Cover the gaps in the center on the outside and by each leg with a piece of box molding. This is just a strip of wood with slightly rounded edges at the front and square edges at the back. Secure it with screws driven from inside the cabinet, again using pre-drilled and countersunk pilot holes. You can see one of these screws in the middle of the panel in the photo above right that shows the green drill. In that photo, the drill is tightening up one of the box moldings adjecent to a leg. The moldings can also be glued to the panles before being screwed in place.

 
With the sides in place, you can install the bottom. Screw 3/4" square cleats to all four bottom rails, flush with the lower edges, and then cut a piece of plywood to fit snugly but not too tight. After sanding the plywood and gently breaking the edges, secure it in place with screws driven up through pre-drilled, countersunk holes in the cleats.

 

If you're going to add doors, you will probably want to glue and clamp doorjambs to the insides of the front legs (left), just for looks. There's no need for nails, as the grain is running in the same direction in both parts. Use a damp (but not wet) cloth to clean up excess glue squeeze-out as you tighten the clamps.

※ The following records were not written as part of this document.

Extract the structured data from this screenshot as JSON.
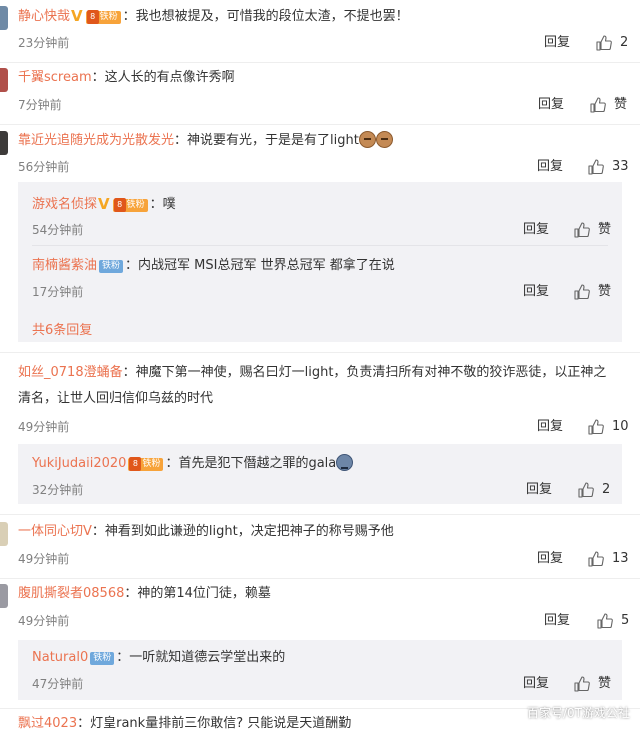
{
  "actions": {
    "reply_label": "回复",
    "like_label": "赞"
  },
  "comments": [
    {
      "user": "静心快哉",
      "colon": "：",
      "text": "我也想被提及，可惜我的段位太渣，不提也罢！",
      "time": "23分钟前",
      "likes": "2"
    },
    {
      "user": "千翼scream",
      "colon": "：",
      "text": "这人长的有点像许秀啊",
      "time": "7分钟前",
      "likes": "赞"
    },
    {
      "user": "靠近光追随光成为光散发光",
      "colon": "：",
      "text": "神说要有光，于是是有了light",
      "time": "56分钟前",
      "likes": "33",
      "replies": [
        {
          "user": "游戏名侦探",
          "colon": "：",
          "text": "噗",
          "time": "54分钟前",
          "likes": "赞"
        },
        {
          "user": "南楠酱紫油",
          "colon": "：",
          "text": "内战冠军  MSI总冠军   世界总冠军  都拿了在说",
          "time": "17分钟前",
          "likes": "赞"
        }
      ],
      "more_replies": "共6条回复"
    },
    {
      "user": "如丝_0718澄蛹备",
      "colon": "：",
      "text": "神魔下第一神使，赐名曰灯一light，负责清扫所有对神不敬的狡诈恶徒，以正神之清名，让世人回归信仰乌兹的时代",
      "time": "49分钟前",
      "likes": "10",
      "replies": [
        {
          "user": "YukiJudaii2020",
          "colon": "：",
          "text": "首先是犯下僭越之罪的gala",
          "time": "32分钟前",
          "likes": "2"
        }
      ]
    },
    {
      "user": "一体同心切V",
      "colon": "：",
      "text": "神看到如此谦逊的light，决定把神子的称号赐予他",
      "time": "49分钟前",
      "likes": "13"
    },
    {
      "user": "腹肌撕裂者08568",
      "colon": "：",
      "text": "神的第14位门徒，赖墓",
      "time": "49分钟前",
      "likes": "5",
      "replies": [
        {
          "user": "Natural0",
          "colon": "：",
          "text": "一听就知道德云学堂出来的",
          "time": "47分钟前",
          "likes": "赞"
        }
      ]
    },
    {
      "user": "飘过4023",
      "colon": "：",
      "text": "灯皇rank量排前三你敢信? 只能说是天道酬勤"
    }
  ],
  "badges": {
    "fan_label": "铁粉",
    "level_icon": "fan-level-icon",
    "verified": "V"
  },
  "icons": {
    "like": "thumbs-up-icon"
  },
  "watermark": "百家号/0T游戏公社",
  "colors": {
    "username": "#eb7350",
    "time": "#808080",
    "subbox_bg": "#f2f2f5",
    "badge_orange": "#f7a33a",
    "badge_blue": "#6fa8dc"
  }
}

Lay the entire table upside down on the workbench, center the skeleton on the top (keeping it flush at the back), and screw the top in place. Now all that's left to do is make the door, if you want one.

I used standard mortise and tenon construction for the door, gluing the rails into the stiles and allowing the panel to float. You may choose to go with a chicken wire or a smoked glass panel - or no door at all and just install a shelf inside. In fact, that's what most people seem to want.

Mine is an inset door, which can be tricky to get to fit perfectly. What I do is make it exactly the side of the opening and then use my large stationary belt sander to reduce it slowly until I get a perfect gap all around. You can do this on the table saw, too, just moving the fence about 1/3 of the thickness of your blade every pass. You'll need to add a cleat top and bottom behind the door to the skeleton, to make it close flush.

The door could also be made as an overlay, or half overlay. And because pine is so soft, I used three small hinges rather than two, for strength. Follow the lock and hinge instructions to install the hardware, which you should have in hand before mortising for it.